A doctor diagnosed Kenzie with Perthes disease, a rare condition that affects the femur in the leg making it soft and breakable. In early 2012, Kenzie underwent an operation to reshape the bone in his leg, leaving him bed-ridden in a hip cast for three months.
Kenzie's mum, Tara said: "The worst thing for Kenzie was that he was told he couldn’t take part in any high impact sports like football. He had been a little livewire so this was really difficult.

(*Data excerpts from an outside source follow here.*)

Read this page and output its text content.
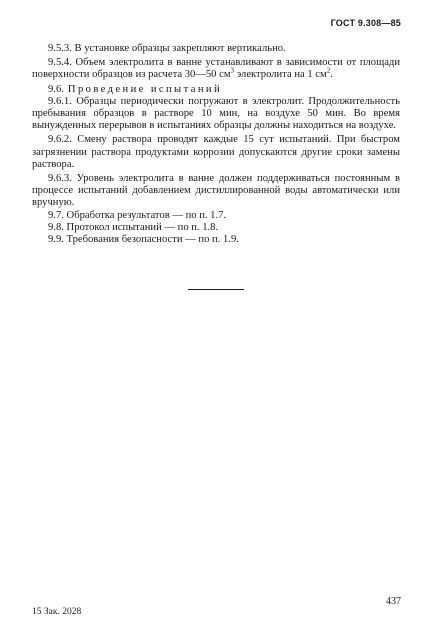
ГОСТ 9.308—85

9.5.3. В установке образцы закрепляют вертикально.

9.5.4. Объем электролита в ванне устанавливают в зависимости от площади поверхности образцов из расчета 30—50 $см^3$ электролита на 1 $см^2$.

9.6. Проведение испытаний

9.6.1. Образцы периодически погружают в электролит. Продолжительность пребывания образцов в растворе 10 мин, на воздухе 50 мин. Во время вынужденных перерывов в испытаниях образцы должны находиться на воздухе.

9.6.2. Смену раствора проводят каждые 15 сут испытаний. При быстром загрязнении раствора продуктами коррозии допускаются другие сроки замены раствора.

9.6.3. Уровень электролита в ванне должен поддерживаться постоянным в процессе испытаний добавлением дистиллированной воды автоматически или вручную.

9.7. Обработка результатов — по п. 1.7.

9.8. Протокол испытаний — по п. 1.8.

9.9. Требования безопасности — по п. 1.9.

15 Зак. 2028
437
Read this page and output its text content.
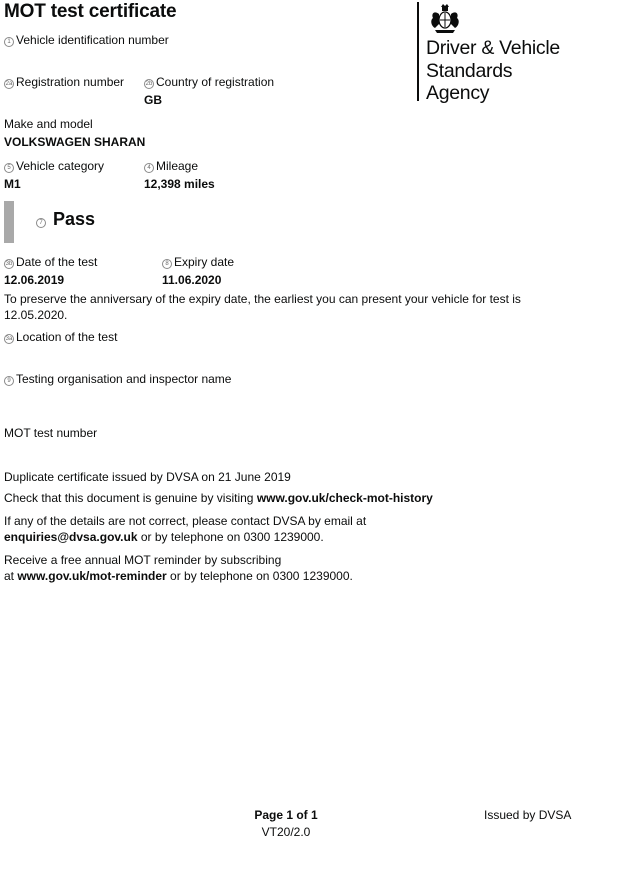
MOT test certificate
Driver & Vehicle
Standards
Agency
1 Vehicle identification number
2a Registration number	2b Country of registration
GB
Make and model
VOLKSWAGEN SHARAN
5 Vehicle category
M1
4 Mileage
12,398 miles
7 Pass
3b Date of the test
12.06.2019
8 Expiry date
11.06.2020
To preserve the anniversary of the expiry date, the earliest you can present your vehicle for test is 12.05.2020.
3a Location of the test
9 Testing organisation and inspector name
MOT test number
Duplicate certificate issued by DVSA on 21 June 2019
Check that this document is genuine by visiting www.gov.uk/check-mot-history
If any of the details are not correct, please contact DVSA by email at
enquiries@dvsa.gov.uk or by telephone on 0300 1239000.
Receive a free annual MOT reminder by subscribing
at www.gov.uk/mot-reminder or by telephone on 0300 1239000.
Page 1 of 1
VT20/2.0
Issued by DVSA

“What broke my heart was when he was watching the Paralympics and saw the disabled runners using false limbs. He asked me if his leg could be cut off so he could have a false one and be able to run around again.”
He has since undergone months of intense physiotherapy and hydrotherapy as well as a second operation. However, despite still having muscle damage and weakness in the affected leg, Kenzie is determined and positive.
In May 2015, Kenzie conquered Oli's Safari Walk without using his wheelchair - an incredible achievement!
“Kenzie is determined to do something to help Alder Hey as they have done so much for him,” said Tara, who told how Kenzie organised a toy collection at his school, to donate to children spending Christmas at Alder Hey. He delivered the toys on the day of his operation.